Security and Transfers 

WWCSC takes all reasonable precautions to safeguard the confidentiality of your personal information, including through the use of appropriate organisational and technical measures.

Where you have been given or chosen a password that enables you to access certain parts of our services, you are responsible for keeping this password confidential. We ask you not to share the password with anyone.

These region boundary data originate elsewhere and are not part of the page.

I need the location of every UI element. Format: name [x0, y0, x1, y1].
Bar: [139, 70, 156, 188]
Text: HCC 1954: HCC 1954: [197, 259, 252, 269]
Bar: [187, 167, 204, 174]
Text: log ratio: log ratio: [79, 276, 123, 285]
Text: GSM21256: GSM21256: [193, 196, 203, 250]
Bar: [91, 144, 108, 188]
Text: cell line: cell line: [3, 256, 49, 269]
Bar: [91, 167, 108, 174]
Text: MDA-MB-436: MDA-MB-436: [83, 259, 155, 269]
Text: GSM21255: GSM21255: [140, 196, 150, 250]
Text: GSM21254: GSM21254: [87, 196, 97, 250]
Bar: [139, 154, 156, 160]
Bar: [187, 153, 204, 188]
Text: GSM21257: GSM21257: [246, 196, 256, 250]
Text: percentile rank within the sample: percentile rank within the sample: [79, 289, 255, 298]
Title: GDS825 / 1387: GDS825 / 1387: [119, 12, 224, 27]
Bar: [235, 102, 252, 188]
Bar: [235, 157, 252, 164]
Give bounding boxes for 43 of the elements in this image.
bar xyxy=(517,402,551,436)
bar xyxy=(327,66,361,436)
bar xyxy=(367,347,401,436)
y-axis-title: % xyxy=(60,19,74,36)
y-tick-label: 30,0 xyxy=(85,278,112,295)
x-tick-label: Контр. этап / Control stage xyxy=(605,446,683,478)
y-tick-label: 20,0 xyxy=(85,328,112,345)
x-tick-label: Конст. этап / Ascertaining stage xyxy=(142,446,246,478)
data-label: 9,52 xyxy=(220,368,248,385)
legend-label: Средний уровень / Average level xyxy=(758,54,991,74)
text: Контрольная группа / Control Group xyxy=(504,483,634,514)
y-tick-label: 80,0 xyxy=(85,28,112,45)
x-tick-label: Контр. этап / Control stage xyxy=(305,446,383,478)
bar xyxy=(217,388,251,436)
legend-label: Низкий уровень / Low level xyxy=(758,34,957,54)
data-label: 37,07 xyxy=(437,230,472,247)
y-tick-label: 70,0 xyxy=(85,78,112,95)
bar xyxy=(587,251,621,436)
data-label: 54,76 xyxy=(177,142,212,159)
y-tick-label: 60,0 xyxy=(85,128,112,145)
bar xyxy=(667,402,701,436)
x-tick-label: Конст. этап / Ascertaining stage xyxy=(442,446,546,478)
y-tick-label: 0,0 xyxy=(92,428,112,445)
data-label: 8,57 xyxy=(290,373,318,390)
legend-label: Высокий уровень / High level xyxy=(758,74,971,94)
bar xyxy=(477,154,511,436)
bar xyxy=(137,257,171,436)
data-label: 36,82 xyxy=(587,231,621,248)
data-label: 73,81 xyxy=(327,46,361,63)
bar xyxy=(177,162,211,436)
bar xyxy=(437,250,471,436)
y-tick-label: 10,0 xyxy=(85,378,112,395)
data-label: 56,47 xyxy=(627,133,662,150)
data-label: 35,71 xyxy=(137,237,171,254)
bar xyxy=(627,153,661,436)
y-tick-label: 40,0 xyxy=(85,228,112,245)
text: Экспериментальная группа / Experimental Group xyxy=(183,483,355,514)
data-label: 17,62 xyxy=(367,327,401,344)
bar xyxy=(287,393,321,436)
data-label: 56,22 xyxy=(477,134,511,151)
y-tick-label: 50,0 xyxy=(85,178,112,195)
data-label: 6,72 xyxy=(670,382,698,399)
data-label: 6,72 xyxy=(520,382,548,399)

The personal information we collect is generally transferred to and stored on secure third-party servers located in the UK or European Economic Area (EEA) or transferred securely and stored in a locked safe or a non networked computer within the WWCSC building when analysis is being conducted. Such storage is necessary in order to process the information. Where your data is processed or stored outside of the UK or EEA, we ensure a similar degree of protection is afforded to it by ensuring that at least one of the appropriate safeguards described in the GDPR is in place, such as; 

  • The country data is being transferred to has been deemed to provide an adequate level of protection for personal data by the European Commission;
  • Specific contractual terms approved by the European Commission which give personal data the same protection it has in the EEA are in place;
  • For US entities, we may transfer data to them if they are part of the Privacy Shield which requires them to provide similar protection to personal data shared between Europe and the US.
  • Any transfers made will be in full compliance with the Data Protection Legislation.
  • We encrypt your data at transmission to and from the App and Dashboard and at rest. Once we have received your information, we will use strict procedures and security features to try to prevent unauthorised access.

Changes to this policy 

We may update our privacy policy from time to time. Any changes we make to our privacy policy in the future will be posted on this page and, where appropriate, notified to you by post or email. Please check back frequently to see any updates or changes to our privacy policy.